If you’re looking to put some money away for a future purchase such as a vacation, down payment, or a special occasion you may consider depositing your money in a savings account.
If you’re not sure what savings accounts are and how they work, read on.
A savings account can help you save money by providing you a place to store funds while earning interest. Savings accounts gives you access to your funds at anytime and helps you keep track of your progress towards your savings goals. Comparing savings account offerings is important as most accounts offer different interest rates and fees.
The interest rate is quoted as an annual rate and is how banks reward you for keeping your funds in their institution. Typically, the amount of interest earned is calculated on your total daily closing balance and is paid monthly. Each bank offers different interest rates with variations among their own savings accounts. Depending on the institution and the savings account, the interest rate provided could be a:
- Flat rate—This is an interest rate that remains the same no matter how much money you have in your account.
- Promotional rate—This is an interest rate typically used to entice people to open a savings account as it’s significantly higher than traditional flat rates. However, promotional rates come with varying conditions. Some are only for a set time period while others are only offered on new deposits or are available if you have a minimum account balance.

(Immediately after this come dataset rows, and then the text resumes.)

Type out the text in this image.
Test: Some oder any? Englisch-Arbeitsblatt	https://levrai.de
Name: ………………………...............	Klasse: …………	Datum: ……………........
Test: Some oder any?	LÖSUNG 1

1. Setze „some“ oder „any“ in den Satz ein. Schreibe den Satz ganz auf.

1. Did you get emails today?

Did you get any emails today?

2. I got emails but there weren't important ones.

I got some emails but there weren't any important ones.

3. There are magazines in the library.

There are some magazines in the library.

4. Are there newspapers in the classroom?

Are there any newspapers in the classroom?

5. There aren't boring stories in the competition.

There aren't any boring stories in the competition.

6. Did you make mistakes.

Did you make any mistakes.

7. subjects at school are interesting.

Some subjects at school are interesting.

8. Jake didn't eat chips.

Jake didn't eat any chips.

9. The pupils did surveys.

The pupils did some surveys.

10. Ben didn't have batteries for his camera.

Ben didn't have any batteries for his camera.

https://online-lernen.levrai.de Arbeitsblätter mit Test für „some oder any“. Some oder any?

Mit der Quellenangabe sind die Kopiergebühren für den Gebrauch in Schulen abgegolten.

- Tiered rate—This interest rate is dependent on the amount of funds you have in your savings account. The higher your account balance is, the higher the interest rate you’ll receive. However, the interest earned has a more complex equation as it’s the sum of the portion of your balance in each tier multiplied by the respective tier’s interest rate. In an account with two tiers, the interest is calculated as follows: (balance in tier one × tier one interest rate) + (balance in tier two × tier two interest rate).
When searching for a savings account, make sure to compare a bank’s savings account offerings to other provider’s offerings. Comparing high-interest savings accounts is the best way to ensure you’re getting the highest interest rate possible on your funds.

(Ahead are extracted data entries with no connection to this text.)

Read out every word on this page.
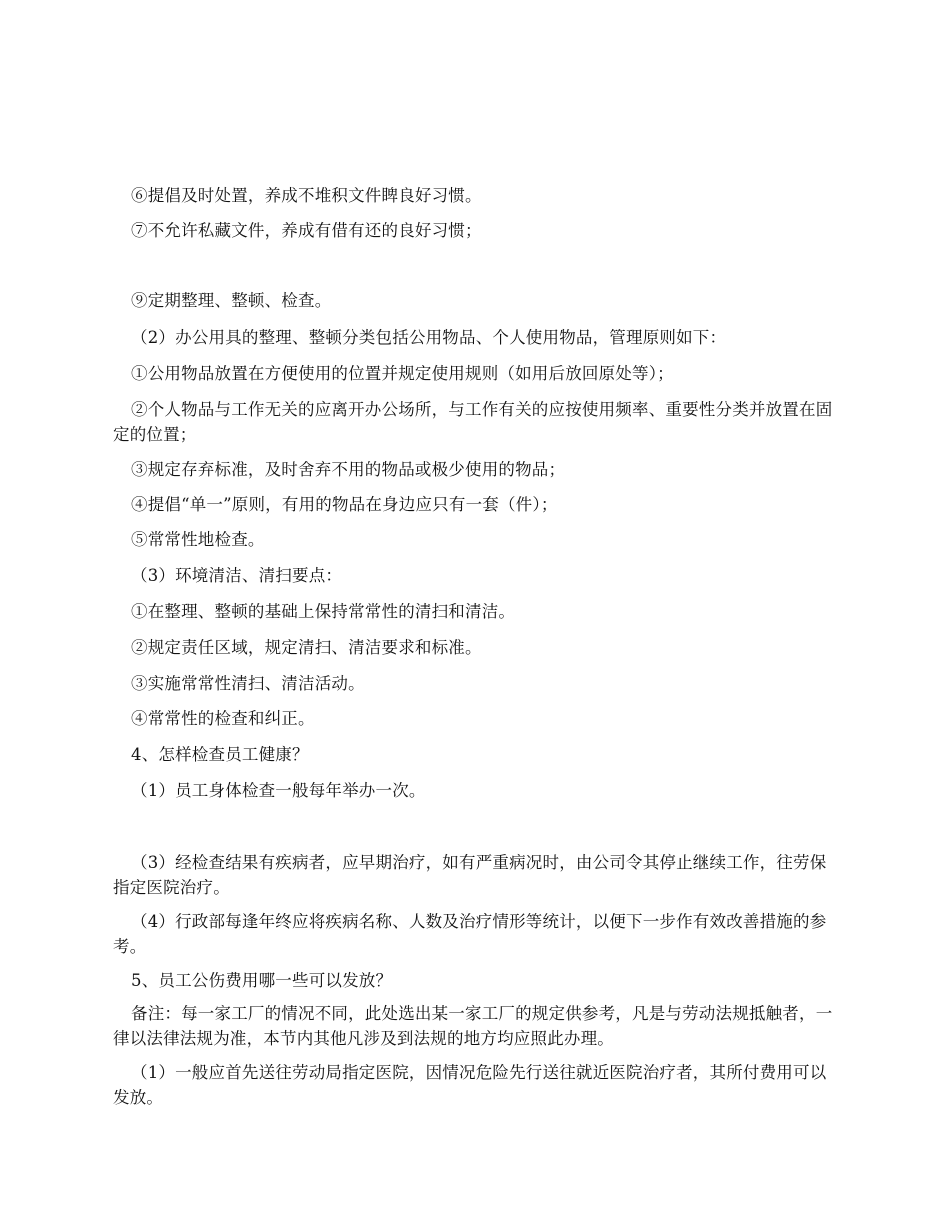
⑥提倡及时处置，养成不堆积文件睥良好习惯。

⑦不允许私藏文件，养成有借有还的良好习惯；

⑨定期整理、整顿、检查。

（2）办公用具的整理、整顿分类包括公用物品、个人使用物品，管理原则如下：

①公用物品放置在方便使用的位置并规定使用规则（如用后放回原处等）；

②个人物品与工作无关的应离开办公场所，与工作有关的应按使用频率、重要性分类并放置在固定的位置；

③规定存弃标准，及时舍弃不用的物品或极少使用的物品；

④提倡“单一”原则，有用的物品在身边应只有一套（件）；

⑤常常性地检查。

（3）环境清洁、清扫要点：

①在整理、整顿的基础上保持常常性的清扫和清洁。

②规定责任区域，规定清扫、清洁要求和标准。

③实施常常性清扫、清洁活动。

④常常性的检查和纠正。

4、怎样检查员工健康？

（1）员工身体检查一般每年举办一次。

（3）经检查结果有疾病者，应早期治疗，如有严重病况时，由公司令其停止继续工作，往劳保指定医院治疗。

（4）行政部每逢年终应将疾病名称、人数及治疗情形等统计，以便下一步作有效改善措施的参考。

5、员工公伤费用哪一些可以发放？

备注：每一家工厂的情况不同，此处选出某一家工厂的规定供参考，凡是与劳动法规抵触者，一律以法律法规为准，本节内其他凡涉及到法规的地方均应照此办理。

（1）一般应首先送往劳动局指定医院，因情况危险先行送往就近医院治疗者，其所付费用可以发放。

Unlike most chequing accounts, savings accounts don’t charge monthly fees. However, as savings accounts are designed for deposit purposes, debit transactions usually result in fees. Some banks offer a fixed number of debit transactions for free. This number can usually be increased by increasing the amount of funds you have in your account.

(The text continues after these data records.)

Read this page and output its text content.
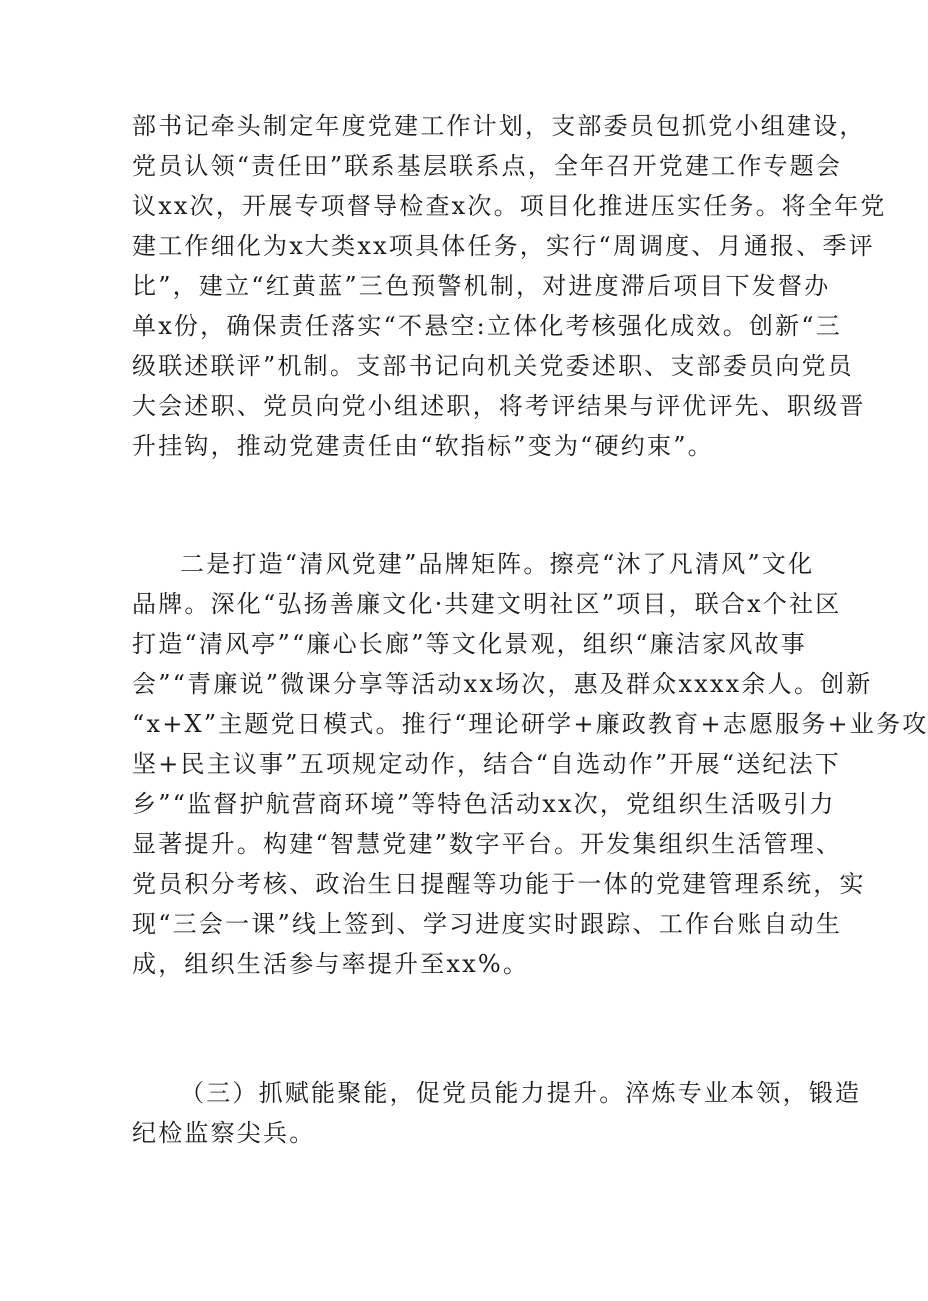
部书记牵头制定年度党建工作计划，支部委员包抓党小组建设，
党员认领“责任田”联系基层联系点，全年召开党建工作专题会
议xx次，开展专项督导检查x次。项目化推进压实任务。将全年党
建工作细化为x大类xx项具体任务，实行“周调度、月通报、季评
比”，建立“红黄蓝”三色预警机制，对进度滞后项目下发督办
单x份，确保责任落实“不悬空:立体化考核强化成效。创新“三
级联述联评”机制。支部书记向机关党委述职、支部委员向党员
大会述职、党员向党小组述职，将考评结果与评优评先、职级晋
升挂钩，推动党建责任由“软指标”变为“硬约束”。
二是打造“清风党建”品牌矩阵。擦亮“沐了凡清风”文化
品牌。深化“弘扬善廉文化·共建文明社区”项目，联合x个社区
打造“清风亭”“廉心长廊”等文化景观，组织“廉洁家风故事
会”“青廉说”微课分享等活动xx场次，惠及群众xxxx余人。创新
“x+X”主题党日模式。推行“理论研学+廉政教育+志愿服务+业务攻
坚+民主议事”五项规定动作，结合“自选动作”开展“送纪法下
乡”“监督护航营商环境”等特色活动xx次，党组织生活吸引力
显著提升。构建“智慧党建”数字平台。开发集组织生活管理、
党员积分考核、政治生日提醒等功能于一体的党建管理系统，实
现“三会一课”线上签到、学习进度实时跟踪、工作台账自动生
成，组织生活参与率提升至xx%。
（三）抓赋能聚能，促党员能力提升。淬炼专业本领，锻造
纪检监察尖兵。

The Canada Deposit Insurance Corporation (CDIC) is an important organization to discuss when looking at the deposit industry in Canada. The CDIC provides insurance for eligible deposits up to $100,000 per depositor per insured category. This ensures your funds are protected and you don’t incur a financial loss if a CDIC member institution fails. Funds which are in chequing accounts, savings accounts or invested in GICs (with maturities of five years or less) are just some of the deposits which are insured by the CDIC. The CDIC is able to provide this security by charging CDIC member institutions premiums to cover the cost of insuring your deposits.
Savings accounts vs. GICs
GICs are an investment product in that preserve your savings and earn a guaranteed rate for a specified time period. With these investments, interest payment frequencies can vary and can be monthly or annually. One of the main differences between GICs and savings accounts is that depending on your GIC you may not have access to your funds until it matures. With a non-cashable GIC, your funds are locked in for a specified period. But a cashable GIC provides you access to your funds. Additionally, GICs typically provide a higher interest rate compared to savings accounts. Be sure to compare interest rates of GICs to savings account to determine which is right for you.
The bottom line
Savings accounts can help you reach your financial goals by providing you interest on your funds. Therefore, make sure you look at the features of different accounts and shop around for the best one to help you meet your savings goals.